Something I’ve been thinking about with regard to an ongoing fieldmethods class that my colleagues (and friends!) @squidtm and @Dani are working on:
What exactly do we mean by “orthographic”, “broad”, and “close” transcription, as far as data is concerned?
In fieldwork, no transcription is certain, and thus the same word can be written down in numerous ways. This is down to several reasons, and it depends a lot on the stage of the fieldwork. In the earliest days, the phoneme inventory is completely or nearly completely unknown. So every transcription is — especially in early days — essentially an informed guess.
There’s no better evidence of this than comparing multiple linguists’ transcriptions of the same word.
In 2009 I participated in the LSA Institute Fieldmethods class on Kashaya Pomo with Anita Silva, who has since passed away. Working with her was a wonderful experience for all involved.
So anyway, all the work from that class is now available on the California Language Archive.
Below, I have screenshots of the very first word we transcribed: camay ‘hello, goodbye’.
Things to note:
- orthographic choices
- corrections
- marking of supersegmentals
- variations in glossing
Ricardo Lezama
Eun Joo Kim
Sverre Johnsen
Patrick Hall
Roey Gafter
Pamela Munro
Yen-ling Chen
So here’s a table containing roughly that information:
form | gloss | linguist | note |
---|---|---|---|
dʒamay | hello, goodbye | Lezama | |
tʒamaj | hello, goodbye | Kim | Acute arrow over last syllable |
dʒaʔmái | hello, goodbye, good morning | Johnsen | replaces jaʔmái |
dʒamaj | like aloha: hello or goodbye | Hall | replaces ǰamay, dʒamay |
d͡ʒamaj | hello | Gafter | replaces jamay |
ǰamáːy | hello, goodbye | Munro | replaces ǰamáy |
tʃiamaj | Hello | Chen |
The rest of the corpus of the class, like so many others, remains as scans (but fortunately it’s archived with metadata thanks to the hard work of the CLA). This means that we can’t easily find more of the documentary history of this word in the corpus, but this small dataset suffices to foreground some thorny questions.
Close transcriptions are valuable. As a set, the observations here tell us a fair amount about the word. While there are numerous transcriptions of the first phoneme, it’s pretty clear that we’re dealing with some kind of palatal affricate. Also, it’s on interest that there’s only one transcription of a medial glottal stop (Johnsen’s). Was it there? Maybe. In early days, we really don’t want to throw away anything.
Sadly, while this class was recorded and is available in its entirety on the CLA, this particular word was not recorded — the first comment on the recording is Pam Munro saying “Should have started recording with the the camaj, but that’s the way it goes!”
So we can’t listen to it again.
Close transcriptions are highly variable. Yeah, it starts with some kind of palatal affricate — you and I “just know” that — but computers don’t know a palatal affricate from a salad fork. .

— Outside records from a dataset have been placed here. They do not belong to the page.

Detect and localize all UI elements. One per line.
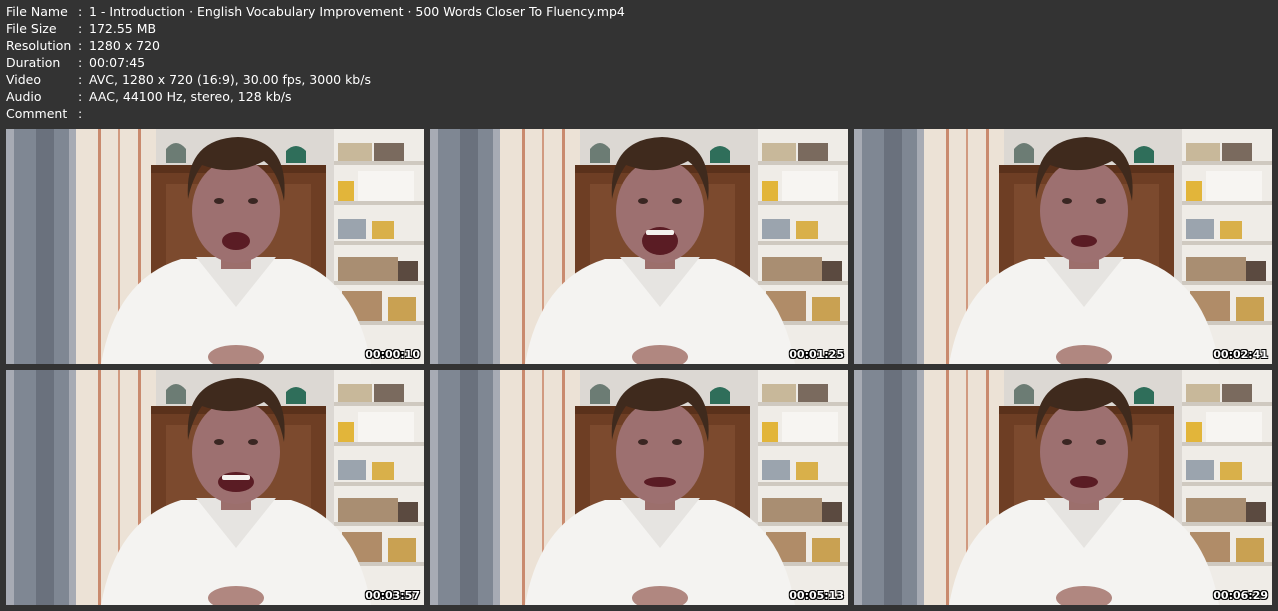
thumbnail-timestamp: 00:01:25 xyxy=(789,348,844,361)
video-thumbnail: 00:03:57 xyxy=(6,370,424,605)
info-row-comment: Comment : xyxy=(6,105,625,122)
info-label: Comment xyxy=(6,106,68,121)
info-value: AVC, 1280 x 720 (16:9), 30.00 fps, 3000 … xyxy=(89,72,371,87)
info-separator: : xyxy=(78,38,83,53)
video-frame-image xyxy=(854,370,1272,605)
video-frame-image xyxy=(854,129,1272,364)
info-separator: : xyxy=(78,55,83,70)
info-value: AAC, 44100 Hz, stereo, 128 kb/s xyxy=(89,89,292,104)
info-row-file-name: File Name : 1 - Introduction · English V… xyxy=(6,3,625,20)
info-value: 172.55 MB xyxy=(89,21,157,36)
info-separator: : xyxy=(78,72,83,87)
thumbnail-timestamp: 00:05:13 xyxy=(789,589,844,602)
info-label: Duration xyxy=(6,55,61,70)
info-value: 00:07:45 xyxy=(89,55,146,70)
thumbnail-timestamp: 00:02:41 xyxy=(1213,348,1268,361)
info-row-duration: Duration : 00:07:45 xyxy=(6,54,625,71)
thumbnail-timestamp: 00:03:57 xyxy=(365,589,420,602)
video-frame-image xyxy=(430,129,848,364)
video-thumbnail: 00:06:29 xyxy=(854,370,1272,605)
info-value: 1 - Introduction · English Vocabulary Im… xyxy=(89,4,625,19)
info-value: 1280 x 720 xyxy=(89,38,161,53)
info-separator: : xyxy=(78,4,83,19)
info-row-video: Video : AVC, 1280 x 720 (16:9), 30.00 fp… xyxy=(6,71,625,88)
thumbnail-grid: 00:00:10 00:01:25 00:02:41 00:03:57 00:0… xyxy=(6,129,1272,605)
info-row-audio: Audio : AAC, 44100 Hz, stereo, 128 kb/s xyxy=(6,88,625,105)
info-separator: : xyxy=(78,21,83,36)
thumbnail-timestamp: 00:00:10 xyxy=(365,348,420,361)
info-separator: : xyxy=(78,89,83,104)
video-frame-image xyxy=(6,370,424,605)
video-thumbnail: 00:00:10 xyxy=(6,129,424,364)
thumbnail-timestamp: 00:06:29 xyxy=(1213,589,1268,602)
video-thumbnail: 00:02:41 xyxy=(854,129,1272,364)
info-row-resolution: Resolution : 1280 x 720 xyxy=(6,37,625,54)
info-row-file-size: File Size : 172.55 MB xyxy=(6,20,625,37)
info-label: Audio xyxy=(6,89,42,104)
info-label: File Name xyxy=(6,4,68,19)
info-label: Resolution xyxy=(6,38,72,53)
video-frame-image xyxy=(430,370,848,605)
video-thumbnail: 00:01:25 xyxy=(430,129,848,364)
info-label: Video xyxy=(6,72,42,87)
info-label: File Size xyxy=(6,21,57,36)
media-info-panel: File Name : 1 - Introduction · English V… xyxy=(6,3,625,122)
video-frame-image xyxy=(6,129,424,364)
video-thumbnail: 00:05:13 xyxy=(430,370,848,605)
info-separator: : xyxy=(78,106,83,121)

We kind of want to preserve everything. One of the unique aspects of fieldwork data, specifically, is that every scribble is potentially precious. This is why lots of fieldwork manuals recommend striking through transcriptions rather than scribbling them out. (In fact, I remember Pam instructing us to do just that in the class.) Overwriting a form in a digital file is more like scribbling out: it replaces the earlier version. Maybe we should represent a “fieldwork word” something like this (using my own transcription as an example, because I was particularly indecisive!)?
{
"form": "dʒamaj",
"gloss": "hello_goodbye",
"history": [
"ǰamay",
"dʒamay"
]
}
Is that enough information?
Anyway, in the class we came up with a standard orthography, and I believe the spelling we used woudl have standardized this word on «camay». This would become the representation of the word in the database.
{
"phonetic": "dʒamaj",
"form": "camay",
"gloss": "hello_goodbye",
"history": [
"dʒamaj",
"ǰamay",
"dʒamay"
]
}
I just added that phonetic
field because it seems reasonable. But I think it’s generally true that when people talk about “broad” and “close” transcriptions — which describes a cline, to be sure — those usages are often equvalent respectively to “orthographic” or “working orthographic” and “phonetic”.
Another factor, somewhat orthogonal, is the question of where we’re talking about textual or lexical documentation. What people call a “dictionary entry” is invariably somewhat “standardizing” in nature (with all the baggage that brings), but annotations in a “textual” context probably should note any interesting phonetic detail. After all, lots of phonetic processes only occur in fluent speech.
Anyway, just thinking about all this stuff and I’d be interested to know what peoples’ thoughts on this are. How do you handle digitization of early-stage fieldwork? Do you even do it? Or do you wait till a working phonemic orthography has shaken out?